Integration by substitution to take out square root

Question

Find $$\int (x+1)\sqrt{x^2+1}\,dx .$$

In order to not bother with the square root I thought of doing this:

$let$ $ x^2+1=(x+t)^2$ $\Rightarrow$ $x=\frac{1-t^2}{2t}$ $\Rightarrow x-t=\frac{1+t^2}{2t}$ $(1)$

$\Rightarrow$ $t=\sqrt{x^2+1}-x$ $(2)$

And

$dx=-\frac{t^2+1}{2t^2}dt $ $(3)$

and also $x+1=-\frac{t^2-2t-1}{2t}$ $(4)$

Then

$(1),(3),(4)\Rightarrow$$\int (x+1)\sqrt{x^2+1}dx=$ $\int\frac{t^2-2t-1}{2t} \frac{1-t^2}{2t} \frac{t^2+1}{2t}dt=$

$\frac{1}{8} \int \frac{-t^6+2t^5+t^4+t^2-2t-1}{t^3}dt=$

$\frac{1}{8} [-\int t^3 dt+2\int t^2 dt+\int t dt +\int \frac{1}{t} dt-2 \int \frac{1}{t^2} dt- \int \frac{1}{t^3}dt]=$

$\frac{1}{8}[-\frac{t^4}{4}+2\frac{t^3}{3}+\frac{t^2}{2}+lnt+\frac{2}{t}-\frac{1}{2t^2}]$

We do the substitution from $(2)$ and we get the result

You think that's correct?

Answer 1

After the rationalizing substitution, I think you made a few errors. It should be $$\int (x+1)\sqrt{x^2+1}\,dx=\int\frac{t^2-2t-1}{2t}\cdot \frac{t^2+1}{2t}\cdot \frac{t^2+1}{2t^2}dt.$$

Alternative approach by using hyperbolic functions.

Let $x=\sinh(t)$ then $\cosh^2(t)-\sinh^2(t)=1$ and $$\begin{align*}\int (x+1)\sqrt{x^2+1}\,dx &=\int (\sinh(t)+1)\sqrt{\sinh^2(t)+1}\,\cosh(t) dt \\ &=\int (\sinh(t)+1)\cosh^2(t) dt\\ &=\frac{\cosh^3(t)}{3}+ \frac{\cosh(t)\sinh(t)}{2}+\frac{t}{2}+c\\ &=\frac{(x^2+1)^{3/2}}{3}+\frac{x(x^2+1)^{1/2}}{2}+\frac{\text{arcsinh}(x)}{2}+c \end{align*}.$$

Answer 2

Before trying the substitution, it is worth to simplify the integrand, by observing that

$$(x^2+1)'=2x$$ so that

$$\int(x+1)\sqrt{x^2+1}\,dx=\frac13(x^2+1)^{3/2}+\int\sqrt{x^2+1}\,dx.$$

For the last integral, substitution with $x=\sinh t$ will allow to get rid of the square root. By parts intégration also works:

$$I:=\int\sqrt{x^2+1}\,dx=x\sqrt{x^2+1}-\int\frac{x^2}{\sqrt{x^2+1}}dx$$

and

$$\int\frac{x^2}{\sqrt{x^2+1}}dx=\int\frac{x^2+1-1}{\sqrt{x^2+1}}dx=I-\text{arshinh } x,$$ from which you draw $I$.

Answer 3

Avoiding hyperbolic functions, I believe you can do a trigonometric substitution: consider a right triangle with angle $\theta$ for which the opposite side is $x$, the adjacent side is $1$, and (thus) the hypotenuse is $\sqrt{x^2 + 1}$.

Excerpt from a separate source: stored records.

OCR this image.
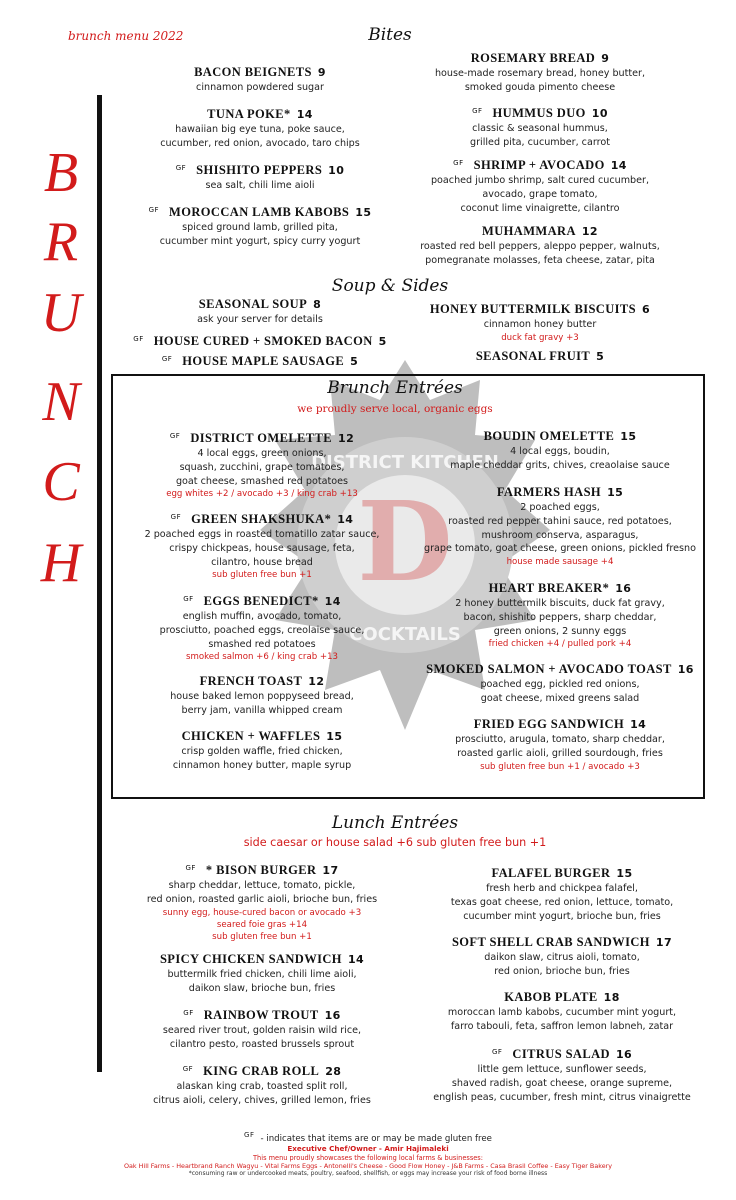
D
DISTRICT KITCHEN
COCKTAILS
brunch menu 2022
B
R
U
N
C
H
Bites
Soup & Sides
Brunch Entrées
we proudly serve local, organic eggs
Lunch Entrées
side caesar or house salad +6 sub gluten free bun +1
BACON BEIGNETS 9
cinnamon powdered sugar
TUNA POKE* 14
hawaiian big eye tuna, poke sauce,
cucumber, red onion, avocado, taro chips
$^{GF}$ SHISHITO PEPPERS 10
sea salt, chili lime aioli
$^{GF}$ MOROCCAN LAMB KABOBS 15
spiced ground lamb, grilled pita,
cucumber mint yogurt, spicy curry yogurt
ROSEMARY BREAD 9
house-made rosemary bread, honey butter,
smoked gouda pimento cheese
$^{GF}$ HUMMUS DUO 10
classic & seasonal hummus,
grilled pita, cucumber, carrot
$^{GF}$ SHRIMP + AVOCADO 14
poached jumbo shrimp, salt cured cucumber,
avocado, grape tomato,
coconut lime vinaigrette, cilantro
MUHAMMARA 12
roasted red bell peppers, aleppo pepper, walnuts,
pomegranate molasses, feta cheese, zatar, pita
SEASONAL SOUP 8
ask your server for details
$^{GF}$ HOUSE CURED + SMOKED BACON 5
$^{GF}$ HOUSE MAPLE SAUSAGE 5
HONEY BUTTERMILK BISCUITS 6
cinnamon honey butter
duck fat gravy +3
SEASONAL FRUIT 5
$^{GF}$ DISTRICT OMELETTE 12
4 local eggs, green onions,
squash, zucchini, grape tomatoes,
goat cheese, smashed red potatoes
egg whites +2 / avocado +3 / king crab +13
$^{GF}$ GREEN SHAKSHUKA* 14
2 poached eggs in roasted tomatillo zatar sauce,
crispy chickpeas, house sausage, feta,
cilantro, house bread
sub gluten free bun +1
$^{GF}$ EGGS BENEDICT* 14
english muffin, avocado, tomato,
prosciutto, poached eggs, creolaise sauce,
smashed red potatoes
smoked salmon +6 / king crab +13
FRENCH TOAST 12
house baked lemon poppyseed bread,
berry jam, vanilla whipped cream
CHICKEN + WAFFLES 15
crisp golden waffle, fried chicken,
cinnamon honey butter, maple syrup
BOUDIN OMELETTE 15
4 local eggs, boudin,
maple cheddar grits, chives, creaolaise sauce
FARMERS HASH 15
2 poached eggs,
roasted red pepper tahini sauce, red potatoes,
mushroom conserva, asparagus,
grape tomato, goat cheese, green onions, pickled fresno
house made sausage +4
HEART BREAKER* 16
2 honey buttermilk biscuits, duck fat gravy,
bacon, shishito peppers, sharp cheddar,
green onions, 2 sunny eggs
fried chicken +4 / pulled pork +4
SMOKED SALMON + AVOCADO TOAST 16
poached egg, pickled red onions,
goat cheese, mixed greens salad
FRIED EGG SANDWICH 14
prosciutto, arugula, tomato, sharp cheddar,
roasted garlic aioli, grilled sourdough, fries
sub gluten free bun +1 / avocado +3
$^{GF}$ * BISON BURGER 17
sharp cheddar, lettuce, tomato, pickle,
red onion, roasted garlic aioli, brioche bun, fries
sunny egg, house-cured bacon or avocado +3
seared foie gras +14
sub gluten free bun +1
SPICY CHICKEN SANDWICH 14
buttermilk fried chicken, chili lime aioli,
daikon slaw, brioche bun, fries
$^{GF}$ RAINBOW TROUT 16
seared river trout, golden raisin wild rice,
cilantro pesto, roasted brussels sprout
$^{GF}$ KING CRAB ROLL 28
alaskan king crab, toasted split roll,
citrus aioli, celery, chives, grilled lemon, fries
FALAFEL BURGER 15
fresh herb and chickpea falafel,
texas goat cheese, red onion, lettuce, tomato,
cucumber mint yogurt, brioche bun, fries
SOFT SHELL CRAB SANDWICH 17
daikon slaw, citrus aioli, tomato,
red onion, brioche bun, fries
KABOB PLATE 18
moroccan lamb kabobs, cucumber mint yogurt,
farro tabouli, feta, saffron lemon labneh, zatar
$^{GF}$ CITRUS SALAD 16
little gem lettuce, sunflower seeds,
shaved radish, goat cheese, orange supreme,
english peas, cucumber, fresh mint, citrus vinaigrette
$^{GF}$ - indicates that items are or may be made gluten free
Executive Chef/Owner - Amir Hajimaleki
This menu proudly showcases the following local farms & businesses:
Oak Hill Farms - Heartbrand Ranch Wagyu - Vital Farms Eggs - Antonelli's Cheese - Good Flow Honey - J&B Farms - Casa Brasil Coffee - Easy Tiger Bakery
*consuming raw or undercooked meats, poultry, seafood, shellfish, or eggs may increase your risk of food borne illness
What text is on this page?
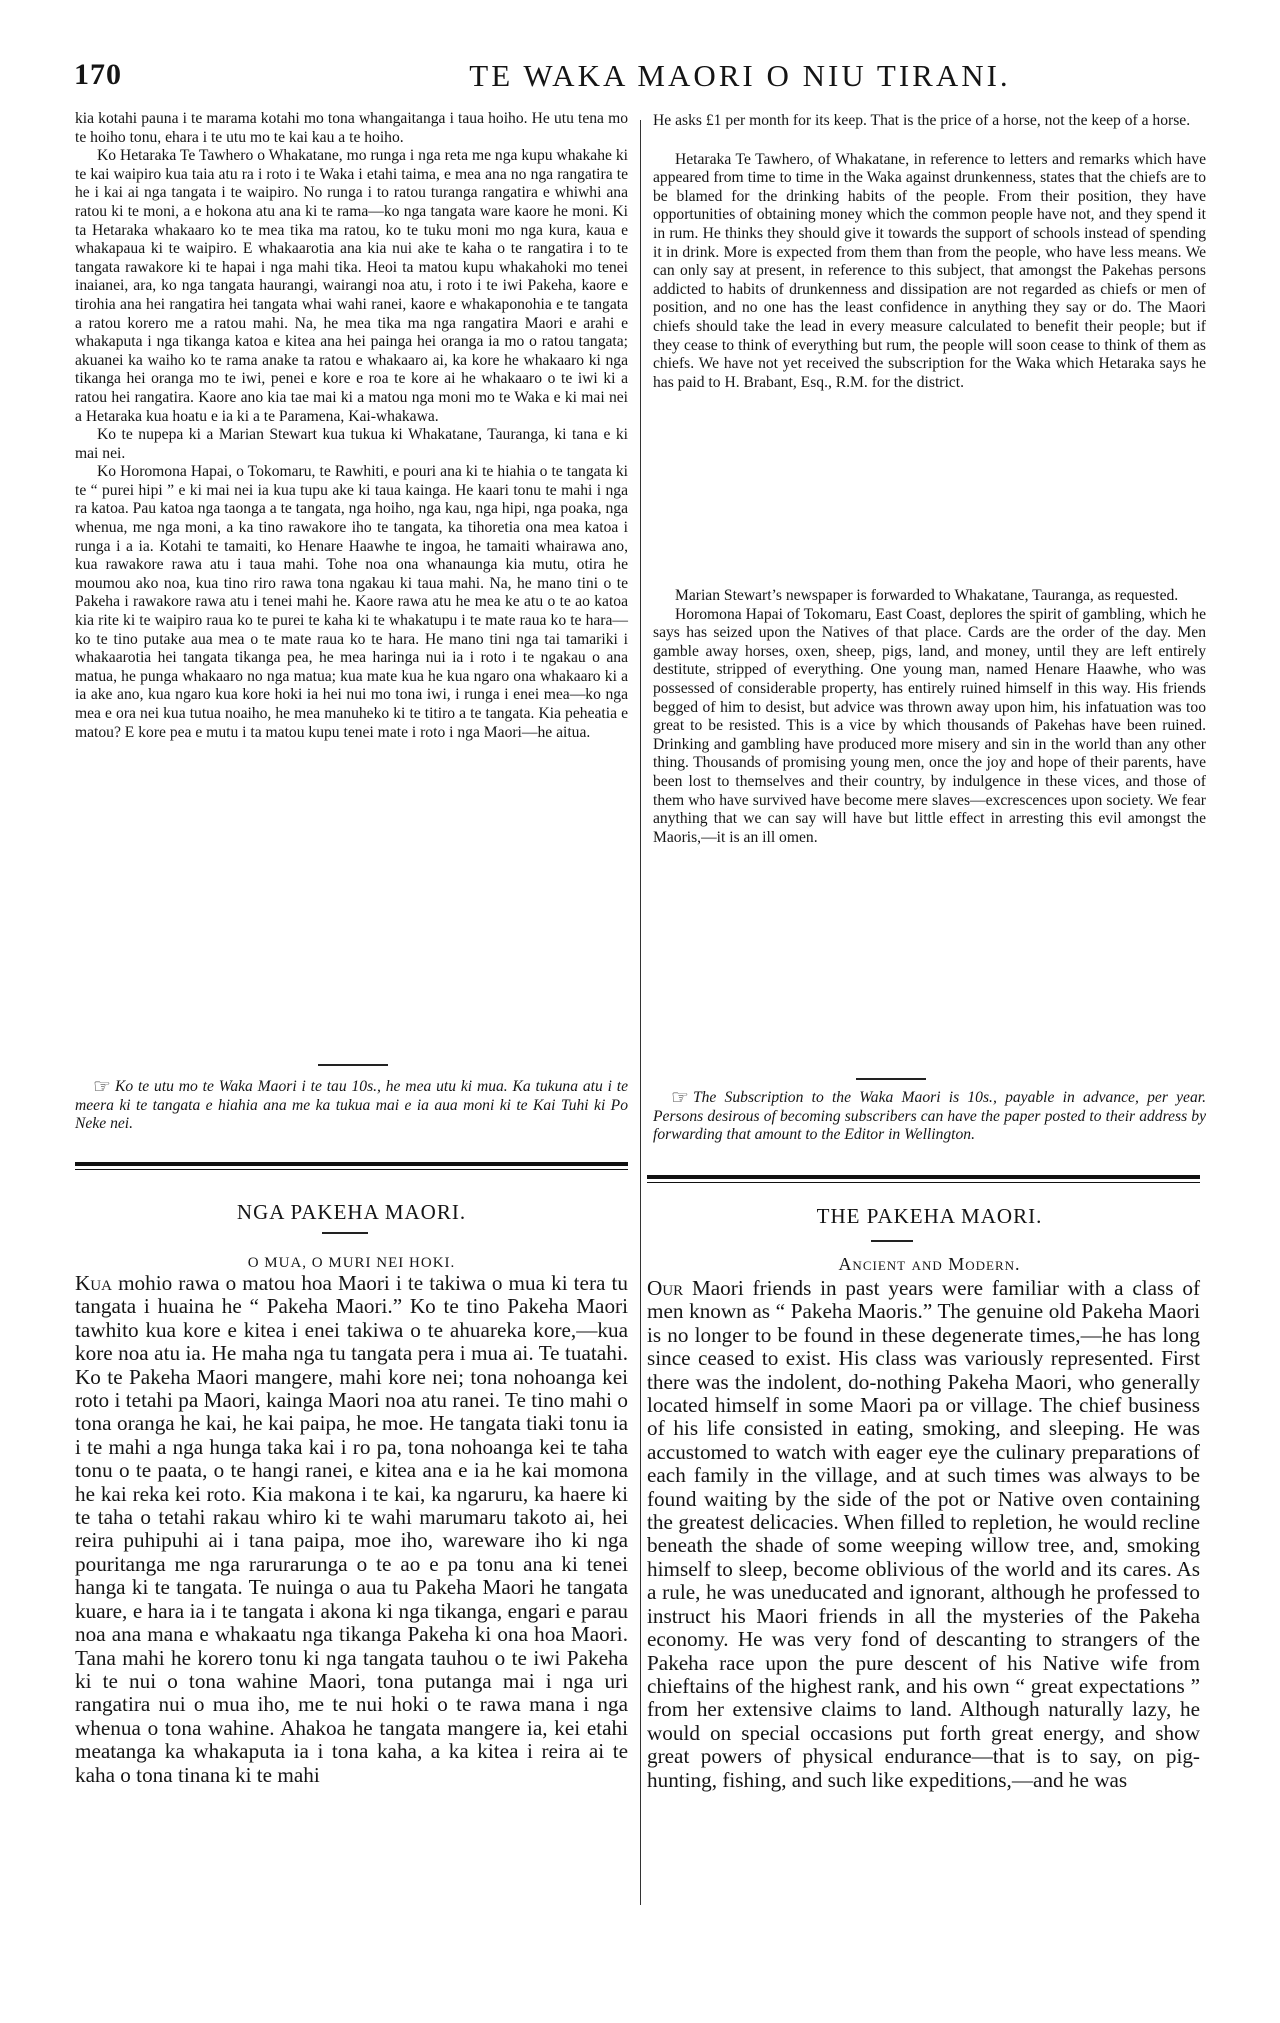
170	TE WAKA MAORI O NIU TIRANI.

kia kotahi pauna i te marama kotahi mo tona whangaitanga i taua hoiho. He utu tena mo te hoiho tonu, ehara i te utu mo te kai kau a te hoiho.

Ko Hetaraka Te Tawhero o Whakatane, mo runga i nga reta me nga kupu whakahe ki te kai waipiro kua taia atu ra i roto i te Waka i etahi taima, e mea ana no nga rangatira te he i kai ai nga tangata i te waipiro. No runga i to ratou turanga rangatira e whiwhi ana ratou ki te moni, a e hokona atu ana ki te rama—ko nga tangata ware kaore he moni. Ki ta Hetaraka whakaaro ko te mea tika ma ratou, ko te tuku moni mo nga kura, kaua e whakapaua ki te waipiro. E whakaarotia ana kia nui ake te kaha o te rangatira i to te tangata rawakore ki te hapai i nga mahi tika. Heoi ta matou kupu whakahoki mo tenei inaianei, ara, ko nga tangata haurangi, wairangi noa atu, i roto i te iwi Pakeha, kaore e tirohia ana hei rangatira hei tangata whai wahi ranei, kaore e whakaponohia e te tangata a ratou korero me a ratou mahi. Na, he mea tika ma nga rangatira Maori e arahi e whakaputa i nga tikanga katoa e kitea ana hei painga hei oranga ia mo o ratou tangata; akuanei ka waiho ko te rama anake ta ratou e whakaaro ai, ka kore he whakaaro ki nga tikanga hei oranga mo te iwi, penei e kore e roa te kore ai he whakaaro o te iwi ki a ratou hei rangatira. Kaore ano kia tae mai ki a matou nga moni mo te Waka e ki mai nei a Hetaraka kua hoatu e ia ki a te Paramena, Kai-whakawa.

Ko te nupepa ki a Marian Stewart kua tukua ki Whakatane, Tauranga, ki tana e ki mai nei.

Ko Horomona Hapai, o Tokomaru, te Rawhiti, e pouri ana ki te hiahia o te tangata ki te “ purei hipi ” e ki mai nei ia kua tupu ake ki taua kainga. He kaari tonu te mahi i nga ra katoa. Pau katoa nga taonga a te tangata, nga hoiho, nga kau, nga hipi, nga poaka, nga whenua, me nga moni, a ka tino rawakore iho te tangata, ka tihoretia ona mea katoa i runga i a ia. Kotahi te tamaiti, ko Henare Haawhe te ingoa, he tamaiti whairawa ano, kua rawakore rawa atu i taua mahi. Tohe noa ona whanaunga kia mutu, otira he moumou ako noa, kua tino riro rawa tona ngakau ki taua mahi. Na, he mano tini o te Pakeha i rawakore rawa atu i tenei mahi he. Kaore rawa atu he mea ke atu o te ao katoa kia rite ki te waipiro raua ko te purei te kaha ki te whakatupu i te mate raua ko te hara—ko te tino putake aua mea o te mate raua ko te hara. He mano tini nga tai tamariki i whakaarotia hei tangata tikanga pea, he mea haringa nui ia i roto i te ngakau o ana matua, he punga whakaaro no nga matua; kua mate kua he kua ngaro ona whakaaro ki a ia ake ano, kua ngaro kua kore hoki ia hei nui mo tona iwi, i runga i enei mea—ko nga mea e ora nei kua tutua noaiho, he mea manuheko ki te titiro a te tangata. Kia peheatia e matou? E kore pea e mutu i ta matou kupu tenei mate i roto i nga Maori—he aitua.

☞ Ko te utu mo te Waka Maori i te tau 10s., he mea utu ki mua. Ka tukuna atu i te meera ki te tangata e hiahia ana me ka tukua mai e ia aua moni ki te Kai Tuhi ki Po Neke nei.
NGA PAKEHA MAORI.
O MUA, O MURI NEI HOKI.

Kua mohio rawa o matou hoa Maori i te takiwa o mua ki tera tu tangata i huaina he “ Pakeha Maori.” Ko te tino Pakeha Maori tawhito kua kore e kitea i enei takiwa o te ahuareka kore,—kua kore noa atu ia. He maha nga tu tangata pera i mua ai. Te tuatahi. Ko te Pakeha Maori mangere, mahi kore nei; tona nohoanga kei roto i tetahi pa Maori, kainga Maori noa atu ranei. Te tino mahi o tona oranga he kai, he kai paipa, he moe. He tangata tiaki tonu ia i te mahi a nga hunga taka kai i ro pa, tona nohoanga kei te taha tonu o te paata, o te hangi ranei, e kitea ana e ia he kai momona he kai reka kei roto. Kia makona i te kai, ka ngaruru, ka haere ki te taha o tetahi rakau whiro ki te wahi marumaru takoto ai, hei reira puhipuhi ai i tana paipa, moe iho, wareware iho ki nga pouritanga me nga rarurarunga o te ao e pa tonu ana ki tenei hanga ki te tangata. Te nuinga o aua tu Pakeha Maori he tangata kuare, e hara ia i te tangata i akona ki nga tikanga, engari e parau noa ana mana e whakaatu nga tikanga Pakeha ki ona hoa Maori. Tana mahi he korero tonu ki nga tangata tauhou o te iwi Pakeha ki te nui o tona wahine Maori, tona putanga mai i nga uri rangatira nui o mua iho, me te nui hoki o te rawa mana i nga whenua o tona wahine. Ahakoa he tangata mangere ia, kei etahi meatanga ka whakaputa ia i tona kaha, a ka kitea i reira ai te kaha o tona tinana ki te mahi

He asks £1 per month for its keep. That is the price of a horse, not the keep of a horse.

Hetaraka Te Tawhero, of Whakatane, in reference to letters and remarks which have appeared from time to time in the Waka against drunkenness, states that the chiefs are to be blamed for the drinking habits of the people. From their position, they have opportunities of obtaining money which the common people have not, and they spend it in rum. He thinks they should give it towards the support of schools instead of spending it in drink. More is expected from them than from the people, who have less means. We can only say at present, in reference to this subject, that amongst the Pakehas persons addicted to habits of drunkenness and dissipation are not regarded as chiefs or men of position, and no one has the least confidence in anything they say or do. The Maori chiefs should take the lead in every measure calculated to benefit their people; but if they cease to think of everything but rum, the people will soon cease to think of them as chiefs. We have not yet received the subscription for the Waka which Hetaraka says he has paid to H. Brabant, Esq., R.M. for the district.

Marian Stewart’s newspaper is forwarded to Whakatane, Tauranga, as requested.

Horomona Hapai of Tokomaru, East Coast, deplores the spirit of gambling, which he says has seized upon the Natives of that place. Cards are the order of the day. Men gamble away horses, oxen, sheep, pigs, land, and money, until they are left entirely destitute, stripped of everything. One young man, named Henare Haawhe, who was possessed of considerable property, has entirely ruined himself in this way. His friends begged of him to desist, but advice was thrown away upon him, his infatuation was too great to be resisted. This is a vice by which thousands of Pakehas have been ruined. Drinking and gambling have produced more misery and sin in the world than any other thing. Thousands of promising young men, once the joy and hope of their parents, have been lost to themselves and their country, by indulgence in these vices, and those of them who have survived have become mere slaves—excrescences upon society. We fear anything that we can say will have but little effect in arresting this evil amongst the Maoris,—it is an ill omen.

☞ The Subscription to the Waka Maori is 10s., payable in advance, per year. Persons desirous of becoming subscribers can have the paper posted to their address by forwarding that amount to the Editor in Wellington.
THE PAKEHA MAORI.
Ancient and Modern.

Our Maori friends in past years were familiar with a class of men known as “ Pakeha Maoris.” The genuine old Pakeha Maori is no longer to be found in these degenerate times,—he has long since ceased to exist. His class was variously represented. First there was the indolent, do-nothing Pakeha Maori, who generally located himself in some Maori pa or village. The chief business of his life consisted in eating, smoking, and sleeping. He was accustomed to watch with eager eye the culinary preparations of each family in the village, and at such times was always to be found waiting by the side of the pot or Native oven containing the greatest delicacies. When filled to repletion, he would recline beneath the shade of some weeping willow tree, and, smoking himself to sleep, become oblivious of the world and its cares. As a rule, he was uneducated and ignorant, although he professed to instruct his Maori friends in all the mysteries of the Pakeha economy. He was very fond of descanting to strangers of the Pakeha race upon the pure descent of his Native wife from chieftains of the highest rank, and his own “ great expectations ” from her extensive claims to land. Although naturally lazy, he would on special occasions put forth great energy, and show great powers of physical endurance—that is to say, on pig-hunting, fishing, and such like expeditions,—and he was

Then $x = \tan{\theta}$, so $dx = \sec^2{\theta}d\theta$; note that $\sec{\theta} = \sqrt{x^2 + 1}$ and your integral becomes:

$$\int(x+1)\sqrt{x^2 + 1}dx = \int(\tan{\theta} + 1)\sec^3{\theta} d\theta = \int\tan{\theta}\sec^3{\theta} + \sec^3{\theta} d \theta$$

The first part of the integrand is not difficult, since $u = \sec{\theta}$ yields $du = \sec{\theta}\tan{\theta}d\theta$, whereby

$$\int \tan\theta \sec^3\theta d\theta = \int u^2 du$$

and finding the antiderivative of secant cubed is now the only task that remains. If you have seen this before (example link) then you have reduced the problem to something familiar. If not, then you can use the already provided answer(s) for an alternative derivation of this function's antiderivative!